Traction Problems Exiting Corners

When I’m autocrossing, I have problems with traction exiting corners. I suspect its my inside tire, but I don’t know yet. I need to have someone watch me or ride with me. Has anyone else had this problem?

Mods/Car Settings
HR Sport Springs
Tokico Illumina (1F/5R)
FUSB, RLTB, CPillar
195/60/14 Azenis (~38psiF/~35psiR)

EDIT: Oh yeah, let me add that it is pretty neutral right now. Maybe a little bit of oversteer at times.

open differential will do that to you. it’s a matter of driving…straightening up as much as you can while/after negotiating a turn before gunning the accelerator is what i might try to aim for. just my opinion of course.

Not that I autox, but when I’m racing through the twisties, I always try to maintain power from vertex until I’ve straightened out. In my motorcycle safetly class, we were told you only have a certain amount of traction, and you have to split it between acceleration, braking, and steering. I guess youre just over your 100%.
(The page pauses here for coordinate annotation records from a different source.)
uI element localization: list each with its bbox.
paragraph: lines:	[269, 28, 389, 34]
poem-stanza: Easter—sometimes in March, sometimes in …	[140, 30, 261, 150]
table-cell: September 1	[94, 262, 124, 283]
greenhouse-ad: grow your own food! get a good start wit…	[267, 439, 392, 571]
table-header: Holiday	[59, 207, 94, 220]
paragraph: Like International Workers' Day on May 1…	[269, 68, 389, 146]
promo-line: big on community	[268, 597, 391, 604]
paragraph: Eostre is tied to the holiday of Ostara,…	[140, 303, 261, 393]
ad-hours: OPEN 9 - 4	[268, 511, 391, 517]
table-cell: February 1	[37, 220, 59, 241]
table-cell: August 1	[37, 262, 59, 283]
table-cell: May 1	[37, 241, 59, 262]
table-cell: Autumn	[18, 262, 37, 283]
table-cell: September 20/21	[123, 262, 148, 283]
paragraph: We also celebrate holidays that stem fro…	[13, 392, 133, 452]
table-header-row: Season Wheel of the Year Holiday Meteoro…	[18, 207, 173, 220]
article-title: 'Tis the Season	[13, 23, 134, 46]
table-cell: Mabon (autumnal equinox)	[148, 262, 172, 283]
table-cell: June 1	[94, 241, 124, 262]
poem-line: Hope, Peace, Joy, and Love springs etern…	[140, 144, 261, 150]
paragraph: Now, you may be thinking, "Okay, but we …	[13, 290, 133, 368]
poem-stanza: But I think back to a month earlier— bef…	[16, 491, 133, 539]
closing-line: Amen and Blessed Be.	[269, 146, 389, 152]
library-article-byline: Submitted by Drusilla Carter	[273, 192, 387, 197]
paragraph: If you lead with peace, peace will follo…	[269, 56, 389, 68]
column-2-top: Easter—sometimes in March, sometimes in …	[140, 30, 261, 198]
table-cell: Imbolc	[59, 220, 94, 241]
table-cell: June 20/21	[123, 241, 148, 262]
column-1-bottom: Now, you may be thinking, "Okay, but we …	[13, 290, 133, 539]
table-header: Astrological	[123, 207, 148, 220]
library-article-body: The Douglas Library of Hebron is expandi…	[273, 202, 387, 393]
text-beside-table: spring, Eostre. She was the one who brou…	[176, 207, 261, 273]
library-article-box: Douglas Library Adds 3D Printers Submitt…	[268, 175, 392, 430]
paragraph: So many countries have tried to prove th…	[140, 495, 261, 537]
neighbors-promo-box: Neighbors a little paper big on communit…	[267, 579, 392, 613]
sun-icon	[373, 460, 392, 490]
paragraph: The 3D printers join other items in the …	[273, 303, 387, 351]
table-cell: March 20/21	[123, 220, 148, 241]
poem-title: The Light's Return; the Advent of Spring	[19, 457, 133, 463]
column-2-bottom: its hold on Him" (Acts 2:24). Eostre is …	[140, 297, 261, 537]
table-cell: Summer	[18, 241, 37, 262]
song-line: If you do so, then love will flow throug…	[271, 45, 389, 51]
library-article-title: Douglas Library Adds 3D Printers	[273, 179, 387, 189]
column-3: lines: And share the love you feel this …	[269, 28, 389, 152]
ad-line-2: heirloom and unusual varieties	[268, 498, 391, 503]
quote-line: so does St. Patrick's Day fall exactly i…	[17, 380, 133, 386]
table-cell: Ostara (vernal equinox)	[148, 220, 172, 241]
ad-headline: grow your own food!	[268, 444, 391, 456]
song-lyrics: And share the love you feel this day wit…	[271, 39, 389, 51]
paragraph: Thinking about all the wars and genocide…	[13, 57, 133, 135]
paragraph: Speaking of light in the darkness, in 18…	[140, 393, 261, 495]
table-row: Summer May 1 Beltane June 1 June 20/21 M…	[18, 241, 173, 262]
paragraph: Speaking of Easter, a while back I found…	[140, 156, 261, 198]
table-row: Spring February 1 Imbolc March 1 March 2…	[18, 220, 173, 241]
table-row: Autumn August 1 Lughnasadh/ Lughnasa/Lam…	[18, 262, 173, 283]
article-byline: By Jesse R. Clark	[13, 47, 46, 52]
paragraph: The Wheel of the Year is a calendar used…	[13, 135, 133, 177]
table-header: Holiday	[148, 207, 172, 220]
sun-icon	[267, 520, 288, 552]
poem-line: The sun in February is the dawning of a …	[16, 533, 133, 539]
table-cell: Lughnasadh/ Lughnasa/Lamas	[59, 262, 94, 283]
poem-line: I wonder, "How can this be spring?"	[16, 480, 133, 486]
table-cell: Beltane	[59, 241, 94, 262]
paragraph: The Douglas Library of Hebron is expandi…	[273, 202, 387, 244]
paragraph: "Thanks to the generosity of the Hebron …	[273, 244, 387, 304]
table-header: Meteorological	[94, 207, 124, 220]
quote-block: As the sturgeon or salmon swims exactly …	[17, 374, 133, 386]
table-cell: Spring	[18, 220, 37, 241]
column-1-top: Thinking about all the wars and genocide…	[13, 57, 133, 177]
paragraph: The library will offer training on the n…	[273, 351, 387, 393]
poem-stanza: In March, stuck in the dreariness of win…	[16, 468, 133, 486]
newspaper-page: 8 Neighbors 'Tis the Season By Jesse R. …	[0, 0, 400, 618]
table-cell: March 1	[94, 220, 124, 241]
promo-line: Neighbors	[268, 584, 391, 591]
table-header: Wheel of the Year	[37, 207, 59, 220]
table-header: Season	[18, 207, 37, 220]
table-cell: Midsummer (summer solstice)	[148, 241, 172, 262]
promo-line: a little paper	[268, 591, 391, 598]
wow, back from the dead. I ended up taking 3rd place in STS class in the NWR Regional Championship. Yeah I put on a 19mm rear sway bar, got rid of some of the camber in the rear, upped the PSI in the front tires to 45 PSI, and changed my driving :slight_smile: I’m going to completely fix the problem this offseason with MORE CAMBER (w00t w00t) and 16" Azenis (w00t w00t again!). Maybe even fix it more with GC/Konis too. :wink:

:dance:

i thought i read somewhere that if you have adjustable shocks from autoX is best to have the rear softer than the front …or did i read wrong?

chsscott

what do you recommend now after this past season for the rear tires

im still debating what i should run

i am planning on running a larger front and rear sway (lookin into susp tech)
and the same size and type of tires as you

already have fusb
tokico blues/matchin springs 1in drop

and would like to get
cpillar/em racing 3 piece

should make a good rigid chassis

any input helps

congrats on the season

I had this problem too, my front swaybar disconnected on one side.

Don’t unless you want to run in some mod class, you can’t even run in SM with that.

What do you mean what do I reccomend for rear tires? Azenis? PSI?

For the PSI, it just depends. Sometimes I set it high, sometimes I set it low, it all just depends on the course. I like the back end to slide out a bit though, so I usually leave it low. If it’s a really fast, spin-happy course, I’ll raise the pressures.

if i left out the connecting piece (from cpillar to rusb) then i would think that i can still run in sts

is that true?

thanks

Sorry. No.

14.8. SUSPENSION

Strut bars are permitted with all types of suspension. Strut bars may be mounted only transversely across the car from upper right to upper left suspension mounting point and from lower right to lower left suspension mounting point. No other configuration is permitted. Additional holes may be drilled for mounting bolts. Only bolt-on attachment is permitted. Interior trim panels may be modified to allow installation of strut bars. Holes or slots may be no larger than necessary and may serve no other purpose. This does not permit any modifications to the frame or unibody beyond the allowed mounting holes.

Sorry guy.

so basically the cpillar bumps you outta sts

thanks man

For sway bars, you probably only need the rear for autox. I run the Progress bar(biggest one for our cars) and I love it.